J´ai relu et relu le texte, donc normalement il ne devrait pas y avoir de fautes...
Peut être des incohérences... mais bon toute façon, ça devient ma marque de fabrique, les incohérences ^^
Agent Pliskin,
- Dans ce cas là, fit Lockheed, on a intérêt à être loin d´ici dans les quatre prochaines minutes !!
J´avais les yeux rivés sur l´écran noir, incapable de réfléchir sur le coup, tapant machinalement sur la machine.
- Je fais de mon mieux ! Mais je n´ai jamais vu un système aussi complexe... rien à voir avec les Unix du gouvernement !
Je délaissai l´écran du poste, pour fouiller mon caleçon... Les autres ne comprenaient pas.
- C´est pas le moment de se tripoter nom de dieu ! fit Stan.

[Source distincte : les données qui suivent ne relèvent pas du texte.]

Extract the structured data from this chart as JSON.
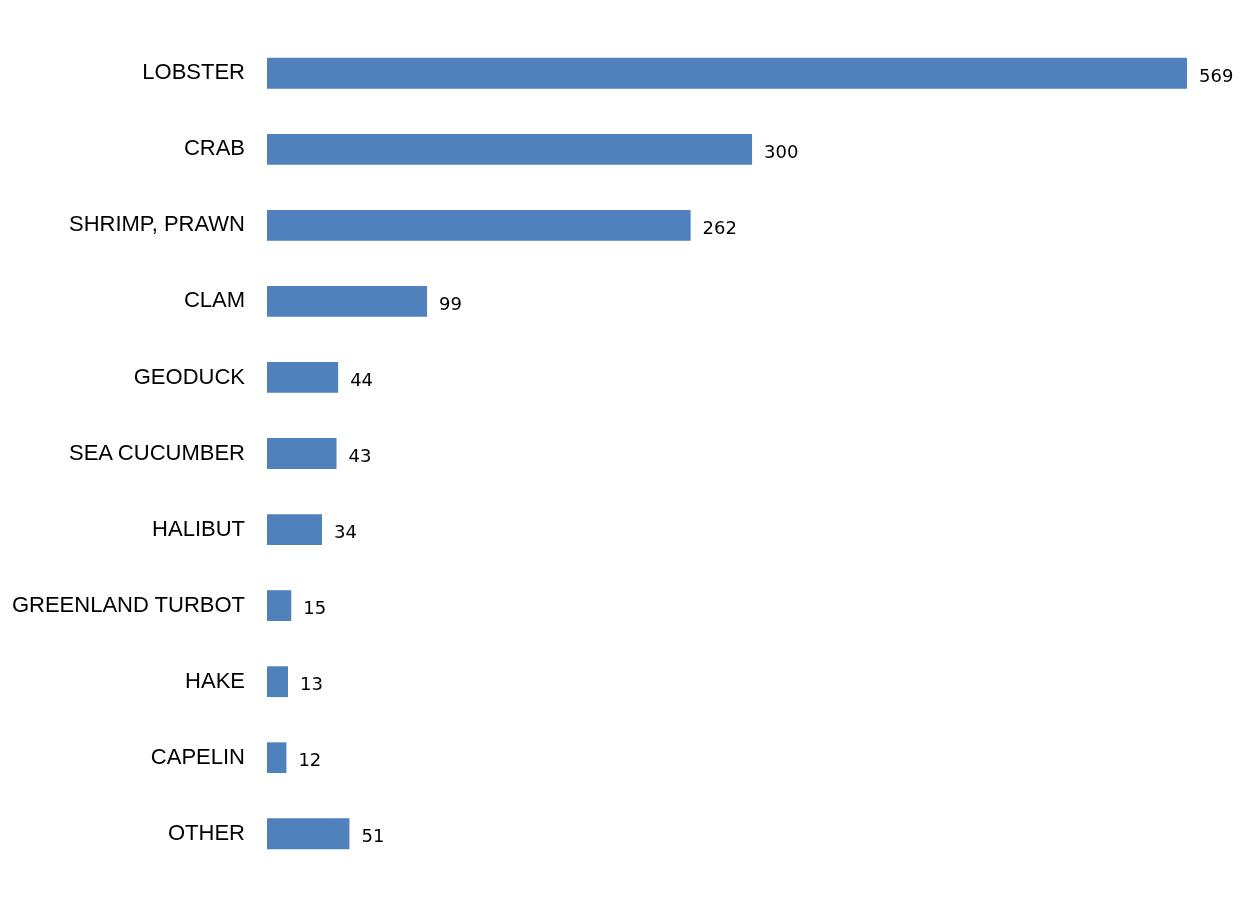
{
  "chart_data": {
    "type": "bar",
    "orientation": "horizontal",
    "categories": [
      "LOBSTER",
      "CRAB",
      "SHRIMP, PRAWN",
      "CLAM",
      "GEODUCK",
      "SEA CUCUMBER",
      "HALIBUT",
      "GREENLAND TURBOT",
      "HAKE",
      "CAPELIN",
      "OTHER"
    ],
    "values": [
      569,
      300,
      262,
      99,
      44,
      43,
      34,
      15,
      13,
      12,
      51
    ],
    "color": "#4f81bd",
    "tick_labels": "y",
    "grid": false,
    "data_labels": true
  }
}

- Désolé... mais c´est pas ça.
Je sortis d´un air triomphal un disque et le lançai à Hornet, plus près du gros lecteur. Sans le lui dire, il l´inséra presque machinalement et sans m´adresser un regard.
- Quelques petits programmes pour la route...

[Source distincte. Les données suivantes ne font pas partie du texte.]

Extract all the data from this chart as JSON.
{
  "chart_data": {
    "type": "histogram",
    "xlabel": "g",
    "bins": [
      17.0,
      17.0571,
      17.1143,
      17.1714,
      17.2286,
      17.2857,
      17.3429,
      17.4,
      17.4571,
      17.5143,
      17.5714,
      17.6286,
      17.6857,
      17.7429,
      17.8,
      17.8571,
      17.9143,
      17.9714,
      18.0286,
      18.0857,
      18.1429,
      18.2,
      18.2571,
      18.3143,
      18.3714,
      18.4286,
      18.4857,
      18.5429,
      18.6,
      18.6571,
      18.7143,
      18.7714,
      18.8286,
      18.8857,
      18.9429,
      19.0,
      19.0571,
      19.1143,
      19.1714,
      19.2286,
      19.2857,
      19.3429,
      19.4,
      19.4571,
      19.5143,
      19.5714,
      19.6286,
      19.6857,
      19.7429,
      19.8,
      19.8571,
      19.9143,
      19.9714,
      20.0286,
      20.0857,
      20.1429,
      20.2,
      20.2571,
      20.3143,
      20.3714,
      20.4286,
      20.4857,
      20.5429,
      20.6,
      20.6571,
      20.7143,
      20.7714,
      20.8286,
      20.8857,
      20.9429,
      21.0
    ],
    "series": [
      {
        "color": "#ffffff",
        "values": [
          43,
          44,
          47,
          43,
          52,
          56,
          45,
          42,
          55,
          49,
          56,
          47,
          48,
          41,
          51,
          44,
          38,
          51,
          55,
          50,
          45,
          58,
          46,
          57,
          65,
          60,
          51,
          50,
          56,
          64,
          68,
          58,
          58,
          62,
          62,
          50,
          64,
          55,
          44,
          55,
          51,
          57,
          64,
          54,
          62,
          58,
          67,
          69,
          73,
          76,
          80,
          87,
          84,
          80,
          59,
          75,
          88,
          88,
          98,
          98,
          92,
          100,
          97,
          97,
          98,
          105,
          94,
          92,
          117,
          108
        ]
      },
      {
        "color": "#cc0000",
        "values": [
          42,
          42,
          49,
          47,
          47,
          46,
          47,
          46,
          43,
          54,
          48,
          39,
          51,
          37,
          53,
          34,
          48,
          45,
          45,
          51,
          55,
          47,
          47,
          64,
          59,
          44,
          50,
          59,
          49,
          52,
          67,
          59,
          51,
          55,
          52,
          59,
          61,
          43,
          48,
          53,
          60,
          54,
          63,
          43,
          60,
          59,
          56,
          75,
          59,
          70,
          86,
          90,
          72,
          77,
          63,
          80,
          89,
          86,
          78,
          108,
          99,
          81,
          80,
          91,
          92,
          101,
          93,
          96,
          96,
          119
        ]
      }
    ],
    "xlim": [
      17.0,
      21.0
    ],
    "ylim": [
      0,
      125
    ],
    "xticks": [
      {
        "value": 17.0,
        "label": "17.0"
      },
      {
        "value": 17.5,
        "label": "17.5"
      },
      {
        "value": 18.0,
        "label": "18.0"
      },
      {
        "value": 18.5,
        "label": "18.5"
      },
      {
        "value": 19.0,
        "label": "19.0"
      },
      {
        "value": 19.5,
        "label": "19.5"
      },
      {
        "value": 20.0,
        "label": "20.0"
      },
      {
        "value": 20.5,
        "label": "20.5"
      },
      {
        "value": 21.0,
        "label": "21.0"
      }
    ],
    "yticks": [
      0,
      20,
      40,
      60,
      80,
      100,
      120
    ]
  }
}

- Bordel, Pliskin ! Il te faudra une éternité pour compiler et tout le baratin ... ! On n´a pas assez de temps, s´écria Lockheed.
- T´as qu´à venir le faire à ma place, lançai-je sans le regarder. De toute façon, ça met une seconde à compiler. Le serveur est puissant, comme tu as du le remarquer.
- Et en quoi ça peut aider, tes programmes ? demanda Hornet.
- Ils ont battu Fox Hound et la NSA, U-155 ne leur résistera pas non plus...
- C´est pour ça que tu les cachais dans ton caleçon... des preuves ! fit Ripple d´un air amusé évident.
Mais avant de pouvoir répondre, le sol se mit à vibrer. En m´élevant au dessus du poste, je me rendis compte que celui-ci, comme tous les autres qui entouraient la salle, se tenait sur une plate forme indépendante de l´ascenseur...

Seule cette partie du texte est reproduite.